During the period we devoted to campaigning for the YES vote I became convinced that those who were promoting that option were taking on a big responsibility. Win or lose we had to respond, above all to the many young people with whom we were embarking on this task of believing.
The starting point of this situation is far in the collective memory as always. In short, the history of the conflict has also been the story of the failed attempt to position a mindset: a way of seeing life, the country and the world always incoherent, only functional to the interests of the moment under the shared benefit of those who have governed the country, declaring wars that the people end up fighting for to earn a living. The conflict is among other things, proof of the failure.
Closer to my generation are the determining years from the election of Pastrana to the Uribe presidency, which are by chance not together now. Pastrana put in place a sham of a process designed to build up military strength and motives of anti-subversion and it fell on Uribe to reap the rewards. He proposed the doctrine of “Democratic Security,” which is similarly seen in the Central American generals responsible for genocide. (Could this be why there is much talk of El Salvador?)
Uribe denied the conflict, proposed legalization and consequent impunity for the supposed defenders of democracy against “terrorism” and made every effort to determine how to treat the guerrillas: he called them organized armed groups on the margins of the law to equate the to paramilitarism and offer them the same, but different: an agreement to demobilize, to most, but never an agenda of negotiation agenda with changes and much less with linking the state as responsible for crimes against humanity.
The process of dialogues with the FARC proposed by President Santos has been full of surprises, no doubt, and Uribe was the first to be surprised by the turn. But he went ahead to realize the best possible deal because all the factors came together: above all, the will of a guerrilla with a plan to become a political force that has been decanting since President Turbay first proposed peace talks, underlying the option of a military offensive that was defeated.
The surprise for the world was the decision to call a plebiscite as a mechanism of popular countersignature after four years of dialogue, by all the contradictions that this meant: the proposal of the constituent assembly was discarded, and what was chosen was a complex and fallible way that relativized the mandate given in the last presidential re-election, assuming that a new instrument of legitimization was need, in spite of everything at play.
Already committed we decided to campaign for the YES vote, trying to overcome these contradictions and facing new challenges.
It was very difficult to disentangle the plebiscite vote from the approval of the president.

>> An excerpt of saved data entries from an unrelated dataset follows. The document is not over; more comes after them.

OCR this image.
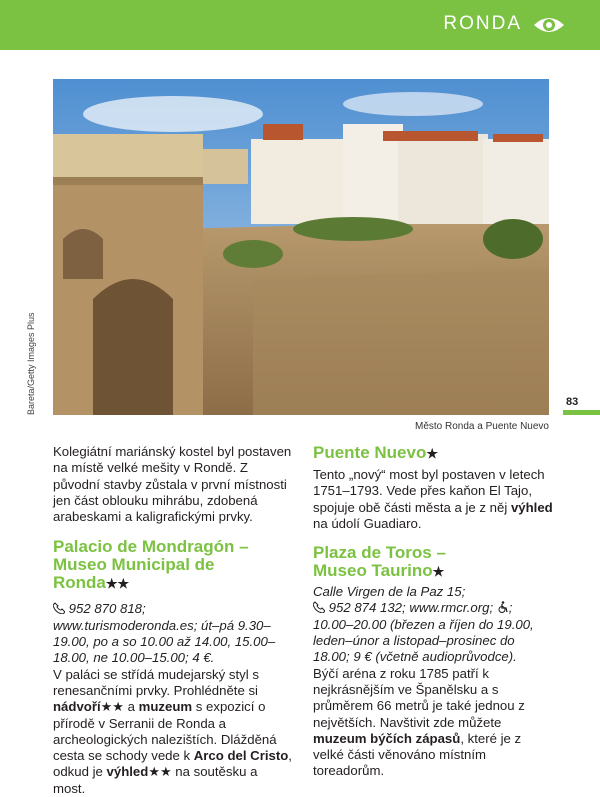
RONDA
Bareta/Getty Images Plus
Město Ronda a Puente Nuevo
83

Kolegiátní mariánský kostel byl postaven na místě velké mešity v Rondě. Z původní stavby zůstala v první místnosti jen část oblouku mihrábu, zdobená arabeskami a kaligrafickými prvky.

Palacio de Mondragón –
Museo Municipal de
Ronda★★

952 870 818; www.turismoderonda.es; út–pá 9.30–19.00, po a so 10.00 až 14.00, 15.00–18.00, ne 10.00–15.00; 4 €.

V paláci se střídá mudejarský styl s renesančními prvky. Prohlédněte si nádvoří★★ a muzeum s expozicí o přírodě v Serranii de Ronda a archeologických nalezištích. Dlážděná cesta se schody vede k Arco del Cristo, odkud je výhled★★ na soutěsku a most.

Puente Nuevo★

Tento „nový“ most byl postaven v letech 1751–1793. Vede přes kaňon El Tajo, spojuje obě části města a je z něj výhled na údolí Guadiaro.

Plaza de Toros –
Museo Taurino★

Calle Virgen de la Paz 15;
952 874 132; www.rmcr.org; ;
10.00–20.00 (březen a říjen do 19.00, leden–únor a listopad–prosinec do 18.00; 9 € (včetně audioprůvodce).

Býčí aréna z roku 1785 patří k nejkrásnějším ve Španělsku a s průměrem 66 metrů je také jednou z největších. Navštivit zde můžete muzeum býčích zápasů, které je z velké části věnováno místním toreadorům.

And it was even harder to challenge the lies of Uribe, which had more hold than our truths because they were based on the long history of anti-subversive policy and the strategy executed in the days of “Democratic Security.” Moreover, the Uribe strategy was a dirty campaign developed in a laboratory meant to position the people as choosing between God and the devil, while at the same time complaining that the right of peace was committed without thinking of the victims whose image they used at will to promote their hypocritical message against impunity.
The appeal of former President Gaviria, a prominent leader of doubtful and ambivalent liberalism that commands us did not work. The idea that the victory of the NO side meant a return to war, clashed with the repeated demonstrations of the FARC affirming its decision to end the war and become a political party. The idea that voting YES would mean progress and development, despite the current policies of the government, was not believed by a large part of Colombian society.
One day after the plebiscite, a few things are clear. Santos cannot ignore half the country that voted YES, or the moral force of the victims, who do not need a majority to be considered. Timoshenko and the FARC are played with an agreement for a political solution. And Uribe, which is the least crazy of the uribistas, knows that he does not have the power to renegotiate or to bomb, nor can it be certain that the NO vote belongs to him. One might think that it’s up to him to invent a national agreement where he can add many items, but whose characteristics still have to take into account the existence and strength of all parties involved in the problem of peace in Colombia, including the international community (the Red Cross and the World Bank).
So this is neither a victory nor a defeat. It is a crisis situation. Now I do not know the answers or outcome and it also taxes me to think of them because we are all processing the moment. However, in a situation where we face all the risks and all the opportunities that exist under the military route, even for the ELN still in arms, this has been closing to the point of preventing uribismo from defending anything that is not in the field of political solutions.
The instruments in this field are many. Immediately is the babble that seems to keep the Democratic Center until 2018 to return to repeat the method of placing a tough talking macho amid the destabilization. We’ll see what arises from the Havana talks when they reconvene and a constituent force takes hold in which some have confided more than others. The truth is that we cannot sit still now.
Much remains for peace to be achieved. We thought we would win this. But the earth continues to be round.